SERANG, BUMIASENTRA.COM – Musabaqah Tilawatil Quran (MTQ) XXIII Tingkat Provinsi Banten Tahun 2026 resmi berakhir pada Kamis (9/7/2026) malam. Penutupan yang berlangsung di Halaman Masjid Raya Al-Bantani, KP3B, Curug, Kota Serang itu dipimpin langsung oleh Wakil Gubernur Banten Achmad Dimyati Natakusumah. Pada ajang tersebut, Kafilah Kabupaten Tangerang berhasil keluar sebagai juara umum dengan perolehan nilai tertinggi, yakni 759.
Keputusan tersebut ditetapkan melalui Surat Keputusan Dewan Hakim Nomor 04/DH/MTQ-XXIII/BTN/Kep./VII/2026 tentang Penetapan Peserta Terbaik, Juara Umum, dan Peringkat Kafilah Kabupaten/Kota. Piala bergilir MTQ Provinsi Banten kemudian diserahkan langsung oleh Wakil Gubernur Banten kepada Bupati Tangerang Moch Maesyal Rasyid.
MTQ Jadi Momentum Memperkuat Ukhuwah
Dalam sambutannya, Achmad Dimyati Natakusumah menegaskan bahwa penyelenggaraan MTQ tidak hanya berfungsi sebagai kompetisi membaca Al-Quran. Menurutnya, kegiatan tersebut juga menjadi wadah mempererat ukhuwah Islamiyah sekaligus membangun karakter generasi muda yang mencintai Al-Quran.
“MTQ itu nuansanya ukhuwah Islamiyah. Kita berharap anak-anak kita, generasi ke depan, adalah generasi yang Qur’ani. Makanya peran ulama sangat penting,” ungkapnya.
Ia menilai pembinaan generasi muda tidak bisa dilepaskan dari kontribusi para ulama. Di tengah perkembangan teknologi yang semakin pesat serta derasnya pengaruh budaya asing, pendidikan Al-Quran dinilai harus terus diperkuat agar anak-anak tetap memiliki kemampuan membaca dan memahami Al-Quran.
“Peran ulama di sini yang paling utama adalah membina dan mendidik anak-anak kita menjadi anak-anak yang Qur’ani. Jangan sampai ke depan anak-anak kita tidak bisa membaca Al-Quran karena saking modernnya teknologi dan masuknya budaya asing,” katanya.
Menurut Dimyati, keberhasilan membangun generasi Qurani membutuhkan keterlibatan banyak pihak. Pemerintah, masyarakat, ulama, pemangku kepentingan hingga media dinilai memiliki tanggung jawab bersama dalam menjaga keberlangsungan pendidikan Al-Quran di Provinsi Banten.
Selain itu, ia mendorong penerapan muatan lokal pendidikan Al-Quran di seluruh kabupaten/kota maupun tingkat Provinsi Banten. Langkah tersebut diharapkan mampu meningkatkan kemampuan membaca Al-Quran sejak usia dini.

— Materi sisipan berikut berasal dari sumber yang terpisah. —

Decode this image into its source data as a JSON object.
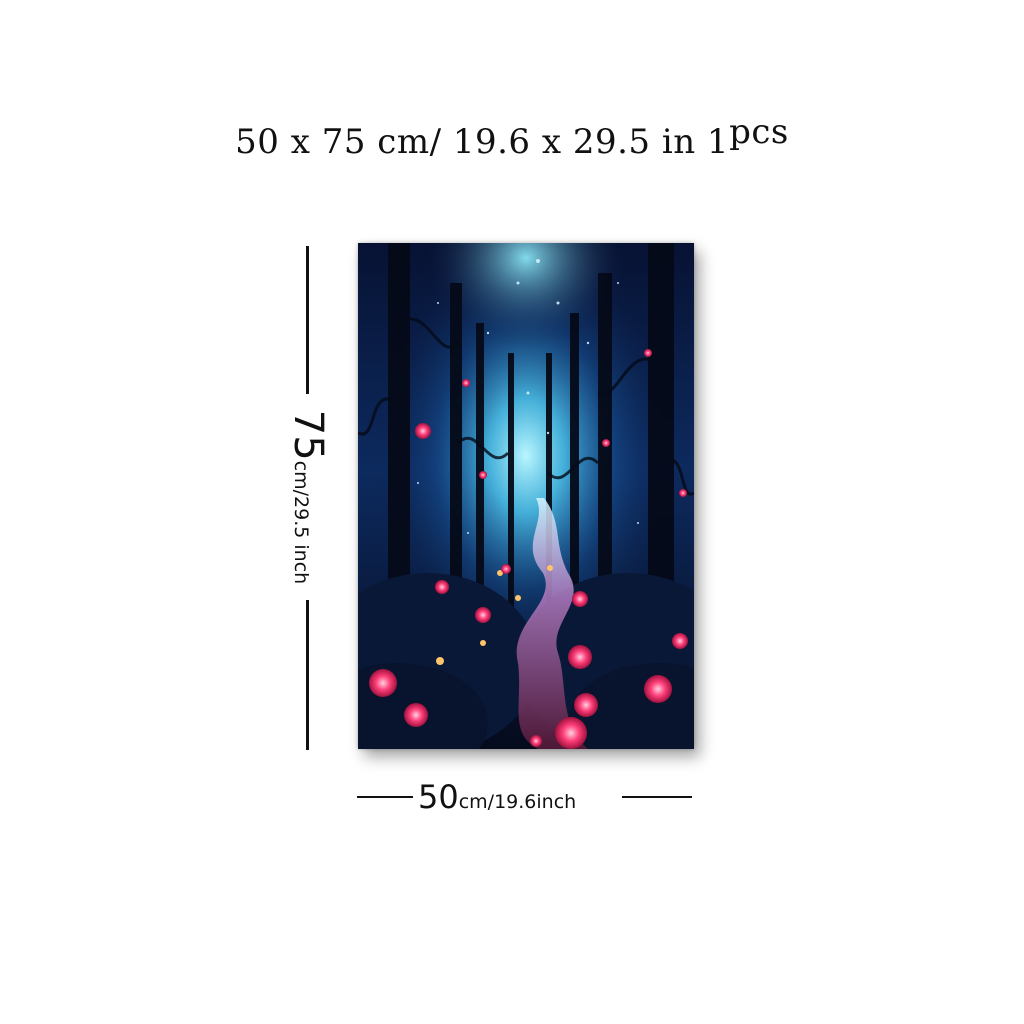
{
  "title": {
    "main": "50 x 75 cm/ 19.6 x 29.5 in 1",
    "suffix": "pcs"
  },
  "height_dim": {
    "value": "75",
    "unit": "cm/29.5 inch"
  },
  "width_dim": {
    "value": "50",
    "unit": "cm/19.6inch"
  },
  "artwork": {
    "subject": "glowing-forest-path-with-pink-roses"
  },
  "colors": {
    "sky_glow": "#7fe3ff",
    "deep_blue": "#0b1a44",
    "rose": "#ff3f7a",
    "candle": "#ffc46a"
  }
}
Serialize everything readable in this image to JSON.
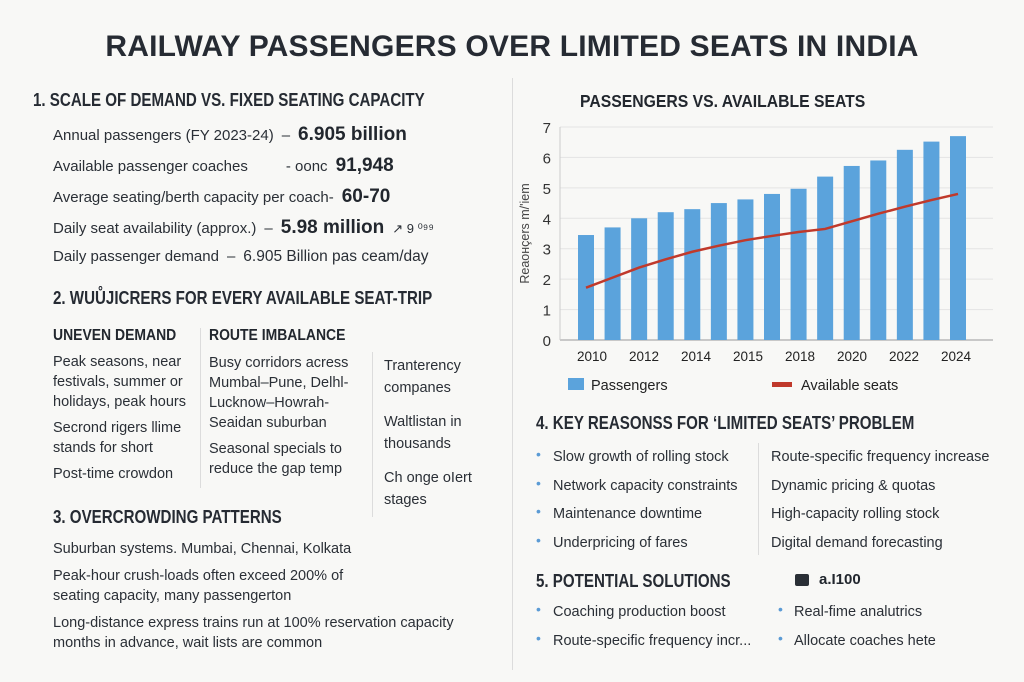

Festival Al-Quran Perlu Diperbanyak
Dimyati juga mengajak seluruh peserta MTQ untuk terus mengasah kemampuan melalui berbagai kegiatan serupa. Menurutnya, semakin sering masyarakat mengikuti festival membaca Al-Quran, semakin besar peluang lahirnya qari dan qariah berprestasi yang mampu bersaing di tingkat nasional.
“Kuncinya MTQ itu sebetulnya untuk melatih, untuk latihan. Maka perbanyak festival membaca Al-Qur’an. Semakin banyak festival, semakin banyak orang berlatih. Mudah-mudahan nanti MTQ nasional kita bisa lima besar,” ujarnya.
Ia menambahkan, penyelenggaraan MTQ tidak hanya memberikan manfaat dalam syiar Islam, tetapi juga menghadirkan dampak ekonomi bagi masyarakat sekitar. Selama pelaksanaan kegiatan, berbagai pelaku usaha mikro, kecil, dan menengah (UMKM) turut merasakan peningkatan aktivitas ekonomi.
“Dengan adanya MTQ kan hidup semua. Itulah mengapa kegiatan keagamaan diantaranya bisa membawa kemakmuran, juga kebahagiaan bersama dengan keluarga,” pungkasnya.